龍????

Discussions on the Hokkien (Minnan) language.
Ah-bin
Posts: 830
Joined: Mon Aug 21, 2006 8:10 am
Location: Somewhere in the Hokloverse

Re: 龍????

Post by Ah-bin »

Hohomi wrote:
風 has a vernacular reading "huang" that can be found in tsuan-tsiu and tio-tsiu.
It's in Hainanese as well. The initial h- shows that this word wasnt the original one used by the earliest sinitic speakers in the south of Fukien, but was a T'ang borrowing that replaced something even older with an initial p-. I was looking for this original version, guessing it would be peng, but I didn't find it until last week. I'm just posting it here because Hohomi mentioned it.

The even older vernacular reading is png/puiN, and is used as far as I know only in a single phrase - 風時雨 puiN/png si hO meaning a squall accompanied by showers. My Chiang-chiu dictionary has it, but my other ones write it 方時雨 which is also possible, however, I think the "wind" makes more sense.

Douglas has the following about a homophone, which is marked 楓 in other dictionaries.
Png (R. hong), (C. puiN), a high tree with deeply
indented leaves, which take beautiful colours in the fall;
the Liquidambar Formosana; a sort of gum is obtained
from it.

I don't know whether this pronunciation of "wind" ever made it out of China.
SimL
Posts: 1407
Joined: Mon Jun 26, 2006 8:33 am
Location: Amsterdam

Re: 龍????

Post by SimL »

Ah-bin wrote:Douglas has the following about a homophone, which is marked 楓 in other dictionaries.
Png (R. hong), (C. puiN), a high tree with deeply indented leaves, which take beautiful colours in the fall;
the Liquidambar Formosana; a sort of gum is obtained from it.
Botanical term? How could I resist :mrgreen: !

From English Wikipedia (http://en.wikipedia.org/wiki/Sweetgum, my italics):

"Sweetgum (Liquidambar) is a genus of four species of flowering plants in the family Altingiaceae, though formerly often treated in the Hamamelidaceae. They are all large, deciduous trees, 25-40 m tall, with palmately lobed leaves arranged spirally on the stems. The leaves turn multiple colors in the fall.
...
Liquidambar formosana - Chinese Sweetgum or Formosan Sweetgum (central & southern China, southern Korea, Taiwan, Laos, northern Vietnam).
..."

A couple of photos, illustrating the point:
http://www.pref.kyoto.jp/plant/resource ... 488419.JPG
http://farm1.static.flickr.com/26/67087 ... bad303.jpg
http://afcd.gov.hk/sc_chi/country/cou_l ... mosana.jpg
Ah-bin
Posts: 830
Joined: Mon Aug 21, 2006 8:10 am
Location: Somewhere in the Hokloverse

Re: 龍????

Post by Ah-bin »

Aha! So the word is known in Penang too? I see the trees themselves are native to south China and Taiwan, but they seem more subtropical than tropical.

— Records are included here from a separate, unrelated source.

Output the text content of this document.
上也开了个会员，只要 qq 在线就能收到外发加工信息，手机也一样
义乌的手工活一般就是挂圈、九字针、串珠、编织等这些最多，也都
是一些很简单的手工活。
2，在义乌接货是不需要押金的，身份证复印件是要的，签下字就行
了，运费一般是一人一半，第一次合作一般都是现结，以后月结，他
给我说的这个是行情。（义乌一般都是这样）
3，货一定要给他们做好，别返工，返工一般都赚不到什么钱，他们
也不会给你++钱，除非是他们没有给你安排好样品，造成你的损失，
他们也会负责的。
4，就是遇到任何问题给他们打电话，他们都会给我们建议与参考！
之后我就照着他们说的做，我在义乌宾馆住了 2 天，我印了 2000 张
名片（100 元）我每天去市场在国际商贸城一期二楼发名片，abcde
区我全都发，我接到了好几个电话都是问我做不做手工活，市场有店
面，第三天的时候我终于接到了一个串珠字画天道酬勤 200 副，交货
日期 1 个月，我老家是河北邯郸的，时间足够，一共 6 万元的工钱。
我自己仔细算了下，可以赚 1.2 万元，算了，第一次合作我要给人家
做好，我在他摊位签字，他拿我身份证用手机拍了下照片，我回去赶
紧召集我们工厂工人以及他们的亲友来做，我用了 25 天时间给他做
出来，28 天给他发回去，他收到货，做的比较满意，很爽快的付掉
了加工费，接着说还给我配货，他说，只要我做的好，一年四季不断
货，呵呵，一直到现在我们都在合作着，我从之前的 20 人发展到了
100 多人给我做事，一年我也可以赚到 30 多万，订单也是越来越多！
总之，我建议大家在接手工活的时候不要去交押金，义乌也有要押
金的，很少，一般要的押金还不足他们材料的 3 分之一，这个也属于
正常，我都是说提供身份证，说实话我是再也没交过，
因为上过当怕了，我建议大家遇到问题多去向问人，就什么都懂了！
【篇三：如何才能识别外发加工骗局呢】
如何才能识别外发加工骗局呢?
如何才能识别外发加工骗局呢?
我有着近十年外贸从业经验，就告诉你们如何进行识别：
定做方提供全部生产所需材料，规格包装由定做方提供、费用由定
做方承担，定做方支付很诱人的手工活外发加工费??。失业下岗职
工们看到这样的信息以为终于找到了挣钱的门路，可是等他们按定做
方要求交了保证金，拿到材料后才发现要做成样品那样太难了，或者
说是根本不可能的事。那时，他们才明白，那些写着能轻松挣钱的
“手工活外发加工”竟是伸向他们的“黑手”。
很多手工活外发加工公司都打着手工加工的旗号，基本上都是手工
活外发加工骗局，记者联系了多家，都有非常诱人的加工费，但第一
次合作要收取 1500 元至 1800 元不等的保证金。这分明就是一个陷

The character 楓 used by itself always just suggested "maple" to me. The sort of maple with very delicate leaves that the Japanese are very fond of (kaede in Japanese).
xng
Posts: 386
Joined: Sun Aug 09, 2009 2:19 pm

Re: 龍????

Post by xng »

SimL wrote: Thanks for supplying this, and the additional information about which "dialects" were used. I was in my early teens at the time, and didn't speak any of the other languages, so I never really watched it, but my non-Penang Hokkien grandparents would watch it on TV whenever they stayed with us, which is how I knew about it.

Wow! How much the world has changed: that there could have been such a program and Mandarin wasn't even included as one of the variant languages!
Mandarin is considered a foreign tongue and is not a mother tongue of any malaysians before the 1980s. China was poor and Hong Kong was rich, so naturally Hong Kong cantonese proved more popular.

Most chinese before 70s were english educated rather than chinese educated.